Yang Nan, Ren Zhili, Zheng Ji, Feng Lu, Li Dongmei, Gao Kai, Zhang Lianfeng, Liu Yanyong, Zuo Pingping
Department of Pharmacology, Institute of Basic Medical Sciences, Chinese Academy of Medical Sciences & Peking Union Medical College, Beijing, 100005, China.
Key Laboratory of Human Disease Comparative Medicine, Institute of Laboratory Animal Science, Chinese Academy of Medical Sciences & Comparative Medical Center, Peking Union Medical College, China.
Neuropharmacology. 2016 Jun;105:587-593. doi: 10.1016/j.neuropharm.2016.02.031. Epub 2016 Feb 27.
Most current pharmacologic antidepressant treatments target monoaminergic systems confronts some problems such as low rate of remission and high risk for relapse indicating new therapeutic strategy is urgently need.

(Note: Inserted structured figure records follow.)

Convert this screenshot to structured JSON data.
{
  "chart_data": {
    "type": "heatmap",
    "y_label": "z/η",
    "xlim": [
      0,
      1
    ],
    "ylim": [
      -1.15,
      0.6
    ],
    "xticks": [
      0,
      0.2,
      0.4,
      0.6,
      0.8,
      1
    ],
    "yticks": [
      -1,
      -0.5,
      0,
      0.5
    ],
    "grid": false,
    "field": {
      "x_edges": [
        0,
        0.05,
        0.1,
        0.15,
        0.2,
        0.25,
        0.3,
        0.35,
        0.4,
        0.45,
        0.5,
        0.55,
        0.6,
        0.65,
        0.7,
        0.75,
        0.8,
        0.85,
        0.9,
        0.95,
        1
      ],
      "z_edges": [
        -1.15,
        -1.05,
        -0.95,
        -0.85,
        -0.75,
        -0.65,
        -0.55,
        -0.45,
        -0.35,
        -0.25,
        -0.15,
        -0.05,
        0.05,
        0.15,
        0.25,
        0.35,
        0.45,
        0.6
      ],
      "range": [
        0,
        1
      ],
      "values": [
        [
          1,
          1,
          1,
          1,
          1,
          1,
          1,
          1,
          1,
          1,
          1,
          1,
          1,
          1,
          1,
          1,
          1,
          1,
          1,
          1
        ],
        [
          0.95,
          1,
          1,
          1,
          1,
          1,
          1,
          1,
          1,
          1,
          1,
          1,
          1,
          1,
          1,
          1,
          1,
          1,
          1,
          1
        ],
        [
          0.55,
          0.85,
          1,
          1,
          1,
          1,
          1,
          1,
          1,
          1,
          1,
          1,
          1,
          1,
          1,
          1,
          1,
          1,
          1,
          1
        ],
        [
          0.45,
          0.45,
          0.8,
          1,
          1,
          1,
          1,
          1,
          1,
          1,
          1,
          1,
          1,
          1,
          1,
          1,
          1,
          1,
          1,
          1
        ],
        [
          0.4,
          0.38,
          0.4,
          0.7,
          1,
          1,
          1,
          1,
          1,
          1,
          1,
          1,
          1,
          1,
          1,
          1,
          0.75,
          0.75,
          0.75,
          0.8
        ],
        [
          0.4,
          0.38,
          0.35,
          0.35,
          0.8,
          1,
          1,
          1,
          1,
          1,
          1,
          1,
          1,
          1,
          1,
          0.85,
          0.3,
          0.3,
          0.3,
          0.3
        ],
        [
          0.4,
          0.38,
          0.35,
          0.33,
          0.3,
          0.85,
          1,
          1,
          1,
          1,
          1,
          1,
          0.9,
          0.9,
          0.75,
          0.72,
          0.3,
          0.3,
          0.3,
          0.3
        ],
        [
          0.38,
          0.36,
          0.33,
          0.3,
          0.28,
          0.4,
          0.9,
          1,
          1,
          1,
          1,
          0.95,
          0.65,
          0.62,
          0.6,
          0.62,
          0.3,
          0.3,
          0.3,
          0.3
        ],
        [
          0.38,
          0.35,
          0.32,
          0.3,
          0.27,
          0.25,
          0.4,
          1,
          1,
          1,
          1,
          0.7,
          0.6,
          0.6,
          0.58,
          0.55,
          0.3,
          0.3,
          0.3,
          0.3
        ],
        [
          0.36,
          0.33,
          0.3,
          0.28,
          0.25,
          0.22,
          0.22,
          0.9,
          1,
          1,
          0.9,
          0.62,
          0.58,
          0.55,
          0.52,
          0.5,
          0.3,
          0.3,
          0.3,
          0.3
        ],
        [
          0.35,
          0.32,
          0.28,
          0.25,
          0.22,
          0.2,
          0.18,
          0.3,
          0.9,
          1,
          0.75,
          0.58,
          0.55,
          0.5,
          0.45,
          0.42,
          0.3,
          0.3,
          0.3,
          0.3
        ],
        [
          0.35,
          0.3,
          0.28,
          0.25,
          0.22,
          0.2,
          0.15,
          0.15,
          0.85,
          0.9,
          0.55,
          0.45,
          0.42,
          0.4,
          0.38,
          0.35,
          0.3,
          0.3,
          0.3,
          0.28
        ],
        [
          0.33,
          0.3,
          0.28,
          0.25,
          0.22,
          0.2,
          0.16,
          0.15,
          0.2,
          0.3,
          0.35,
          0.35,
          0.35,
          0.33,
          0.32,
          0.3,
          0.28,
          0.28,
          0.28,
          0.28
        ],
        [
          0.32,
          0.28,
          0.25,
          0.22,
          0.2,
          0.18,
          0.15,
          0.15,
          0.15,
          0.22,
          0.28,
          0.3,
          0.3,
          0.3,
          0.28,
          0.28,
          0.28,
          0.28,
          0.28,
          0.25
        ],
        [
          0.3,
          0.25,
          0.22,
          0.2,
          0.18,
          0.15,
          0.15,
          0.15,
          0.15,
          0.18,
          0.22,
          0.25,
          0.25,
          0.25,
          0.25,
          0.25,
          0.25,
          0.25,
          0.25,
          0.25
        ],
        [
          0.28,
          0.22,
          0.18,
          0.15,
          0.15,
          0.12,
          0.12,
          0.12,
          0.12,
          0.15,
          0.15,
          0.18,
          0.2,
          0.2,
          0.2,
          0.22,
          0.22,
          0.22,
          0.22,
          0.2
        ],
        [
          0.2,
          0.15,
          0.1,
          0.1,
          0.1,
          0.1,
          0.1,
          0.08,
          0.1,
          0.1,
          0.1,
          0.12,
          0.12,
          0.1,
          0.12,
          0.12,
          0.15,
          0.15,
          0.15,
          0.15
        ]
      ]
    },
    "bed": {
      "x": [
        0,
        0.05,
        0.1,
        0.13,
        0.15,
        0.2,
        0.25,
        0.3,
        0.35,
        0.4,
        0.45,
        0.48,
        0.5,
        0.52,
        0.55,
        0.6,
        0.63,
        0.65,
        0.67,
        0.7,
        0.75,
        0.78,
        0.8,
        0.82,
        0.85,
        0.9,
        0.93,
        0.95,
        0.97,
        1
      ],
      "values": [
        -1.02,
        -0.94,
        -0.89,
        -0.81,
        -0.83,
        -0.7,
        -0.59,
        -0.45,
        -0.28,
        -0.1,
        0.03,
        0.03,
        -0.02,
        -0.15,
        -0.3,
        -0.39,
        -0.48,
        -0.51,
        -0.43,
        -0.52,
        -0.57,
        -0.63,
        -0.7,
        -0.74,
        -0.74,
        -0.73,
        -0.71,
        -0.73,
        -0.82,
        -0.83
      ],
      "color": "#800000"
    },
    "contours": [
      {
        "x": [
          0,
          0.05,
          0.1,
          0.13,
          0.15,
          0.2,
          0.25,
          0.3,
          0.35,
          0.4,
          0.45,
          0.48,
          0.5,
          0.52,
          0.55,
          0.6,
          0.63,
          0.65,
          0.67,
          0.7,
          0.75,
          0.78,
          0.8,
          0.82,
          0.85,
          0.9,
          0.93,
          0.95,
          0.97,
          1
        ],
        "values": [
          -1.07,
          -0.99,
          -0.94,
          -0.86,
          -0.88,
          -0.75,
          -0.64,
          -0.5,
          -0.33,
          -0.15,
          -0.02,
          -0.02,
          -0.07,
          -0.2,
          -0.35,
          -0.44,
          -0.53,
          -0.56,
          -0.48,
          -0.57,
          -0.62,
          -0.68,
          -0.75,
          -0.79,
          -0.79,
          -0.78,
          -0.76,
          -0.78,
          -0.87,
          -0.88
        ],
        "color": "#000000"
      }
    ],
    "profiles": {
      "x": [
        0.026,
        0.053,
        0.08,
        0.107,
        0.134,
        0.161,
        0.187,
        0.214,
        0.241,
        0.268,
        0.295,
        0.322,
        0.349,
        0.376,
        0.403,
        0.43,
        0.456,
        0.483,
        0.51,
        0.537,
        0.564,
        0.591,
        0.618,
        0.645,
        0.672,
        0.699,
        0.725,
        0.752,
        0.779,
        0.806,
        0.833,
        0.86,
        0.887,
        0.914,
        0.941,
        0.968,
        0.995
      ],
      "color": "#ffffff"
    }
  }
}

Evidences showed that impairments in mitochondrial function were associated with the pathogenesis of mood disorders and improvement in its function may be a novel therapeutic choice. In the present study, effects of 5-(4-hydroxy-3-dimethoxybenzylidene)-2-thioxo-4-thiazolidinone (RD-1) were investigated in mice model of depression/anxiety induced by corticosterone (20 mg/kg) subcutaneously repeated injections in 5-week male BALB/c mice. Our results showed that five weeks of corticosterone administration induced anxiety/depressive-like behavioral changes, including decreased central activities in open field test, increased the immobility time in forced swimming test and the latency in the novelty-suppressed feeding test, as well as reduced bodyweight. Results showed that oral administration with RD-1 at the doses of 25, 50, and 100 mg/kg for five weeks significantly improved the anxiety/depressive-like behavioral changes induced by corticosterone. In glucose metabolism analysis by photon emission computed tomography/-computed tomography (PET/CT) imaging, corticosterone significantly deactivated the prefrontal cortex (PFC), temporal lobe and hippocampus. RD-1 treatment obviously improved the energy metabolism in the involved brain regions. In primary cultured hippocampal neuron, corticosterone reduced speed of anterograde transport, yet speed of retrograde transport was increased. Furthermore, RD-1 enhanced the mitochondrial anterograde transport to supply energy for the neurotransmitter release. In conclusion, RD-1 prevents anxiety/depressive-like behavior of mice induced by corticosterone repeated injections with novel mechanism of improvement in the mitochondrial function.
目前大多数抗抑郁药物治疗都针对单胺能系统,但面临一些问题,如缓解率低和复发风险高,这表明迫切需要新的治疗策略。有证据表明,线粒体功能受损与情绪障碍的发病机制有关,改善其功能可能是一种新的治疗选择。在本研究中,我们在5周龄雄性BALB/c小鼠皮下重复注射皮质酮(20mg/kg)诱导的抑郁/焦虑小鼠模型中研究了5-(4-羟基-3-二甲氧基苄叉)-2-硫代-4-噻唑烷酮(RD-1)的作用。我们的结果表明,连续5周给予皮质酮会诱导焦虑/抑郁样行为改变,包括旷场试验中自主活动减少、强迫游泳试验中不动时间增加、新奇抑制摄食试验中潜伏期延长以及体重减轻。结果显示,以25、50和100mg/kg的剂量口服RD-1 5周可显著改善皮质酮诱导的焦虑/抑郁样行为改变。在通过正电子发射断层扫描/计算机断层扫描(PET/CT)成像进行的葡萄糖代谢分析中,皮质酮显著使前额叶皮质(PFC)、颞叶和海马失活。RD-1治疗明显改善了相关脑区的能量代谢。在原代培养的海马神经元中,皮质酮降低了顺行运输速度,但逆行运输速度增加。此外,RD-1增强了线粒体顺行运输,为神经递质释放提供能量。总之,RD-1通过改善线粒体功能的新机制预防了皮质酮重复注射诱导的小鼠焦虑/抑郁样行为。